Mich. college forces paper to drop election endorsements
The Michigan Campaign Finance Act prohibits public bodies or those acting on their behalf from using public funds to take a stance in an election. The Student Voice receives $100,000 annually from college funds; therefore, administrators argued the newspaper would be voicing the opinion of the college by publishing the endorsement, which they said is restricted under the law.
Administrators instructed The Voice to publish the endorsement as a letter to the editor. They said this eliminated the newspaper's official endorsement of the candidates.
The staff is now taking steps to end all prior approval by administrators. Newspaper policy states editors have the freedom to print any story as long as it's 'in good taste,' said Maurice Upthegrove, managing editor.
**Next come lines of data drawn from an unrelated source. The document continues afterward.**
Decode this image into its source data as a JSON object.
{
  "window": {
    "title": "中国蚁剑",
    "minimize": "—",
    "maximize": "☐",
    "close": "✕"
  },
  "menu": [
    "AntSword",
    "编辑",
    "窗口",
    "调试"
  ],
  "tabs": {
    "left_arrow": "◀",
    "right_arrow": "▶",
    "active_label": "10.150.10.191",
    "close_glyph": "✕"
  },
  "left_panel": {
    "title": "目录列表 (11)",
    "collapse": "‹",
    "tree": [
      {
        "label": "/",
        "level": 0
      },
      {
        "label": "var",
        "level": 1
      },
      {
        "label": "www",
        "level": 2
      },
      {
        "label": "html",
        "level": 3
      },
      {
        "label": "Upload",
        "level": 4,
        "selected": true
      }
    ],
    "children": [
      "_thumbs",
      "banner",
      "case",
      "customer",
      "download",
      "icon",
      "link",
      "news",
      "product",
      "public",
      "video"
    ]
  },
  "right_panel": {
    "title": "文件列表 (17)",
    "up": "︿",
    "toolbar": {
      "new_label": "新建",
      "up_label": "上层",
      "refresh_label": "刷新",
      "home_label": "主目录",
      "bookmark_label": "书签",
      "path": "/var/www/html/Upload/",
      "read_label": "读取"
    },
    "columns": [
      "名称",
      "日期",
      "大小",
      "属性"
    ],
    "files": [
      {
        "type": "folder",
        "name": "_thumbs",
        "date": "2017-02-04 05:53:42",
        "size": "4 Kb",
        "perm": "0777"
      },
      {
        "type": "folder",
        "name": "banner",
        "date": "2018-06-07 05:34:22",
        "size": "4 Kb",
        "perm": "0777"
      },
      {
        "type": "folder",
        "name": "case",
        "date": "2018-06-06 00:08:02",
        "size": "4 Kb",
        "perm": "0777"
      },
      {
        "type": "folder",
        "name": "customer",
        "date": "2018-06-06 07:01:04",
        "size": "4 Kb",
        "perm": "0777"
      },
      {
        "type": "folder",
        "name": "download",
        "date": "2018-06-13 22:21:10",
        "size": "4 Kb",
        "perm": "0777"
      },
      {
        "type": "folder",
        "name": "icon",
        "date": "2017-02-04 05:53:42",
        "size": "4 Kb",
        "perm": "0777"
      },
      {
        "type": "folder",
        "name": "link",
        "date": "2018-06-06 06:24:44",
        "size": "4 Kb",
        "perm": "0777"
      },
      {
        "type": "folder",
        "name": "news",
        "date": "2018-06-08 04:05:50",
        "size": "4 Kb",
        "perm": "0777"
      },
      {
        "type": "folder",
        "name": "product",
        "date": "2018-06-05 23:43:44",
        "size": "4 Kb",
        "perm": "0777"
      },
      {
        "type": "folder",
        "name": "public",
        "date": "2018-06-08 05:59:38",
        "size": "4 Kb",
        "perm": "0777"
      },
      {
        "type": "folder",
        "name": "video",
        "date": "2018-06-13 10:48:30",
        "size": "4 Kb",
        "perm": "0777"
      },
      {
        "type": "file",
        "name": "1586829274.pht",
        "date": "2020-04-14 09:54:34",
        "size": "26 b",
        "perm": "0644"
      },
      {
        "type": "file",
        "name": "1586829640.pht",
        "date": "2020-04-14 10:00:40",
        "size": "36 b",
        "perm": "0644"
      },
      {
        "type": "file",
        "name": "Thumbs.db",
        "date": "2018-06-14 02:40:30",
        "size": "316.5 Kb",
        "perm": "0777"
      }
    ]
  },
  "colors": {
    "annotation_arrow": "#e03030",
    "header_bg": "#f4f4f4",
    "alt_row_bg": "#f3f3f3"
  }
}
Courts have recognized student journalists' right to publish political endorsements. In 1995, the U.S. Supreme Court held that the First Amendment forbid University of Virginia from using funding as a justification for prohibiting religious or political viewpoints in student publications.
Colleen Gehoski Steinman, who oversaw the paper in an advisory role, resigned in November in part, she said, because of the administration's unwillingness to budge on the endorsement issue.
'That's not how I represented myself [when hired] and it's not how I see my role as an adviser. I don't feel comfortable censoring my students,' she said.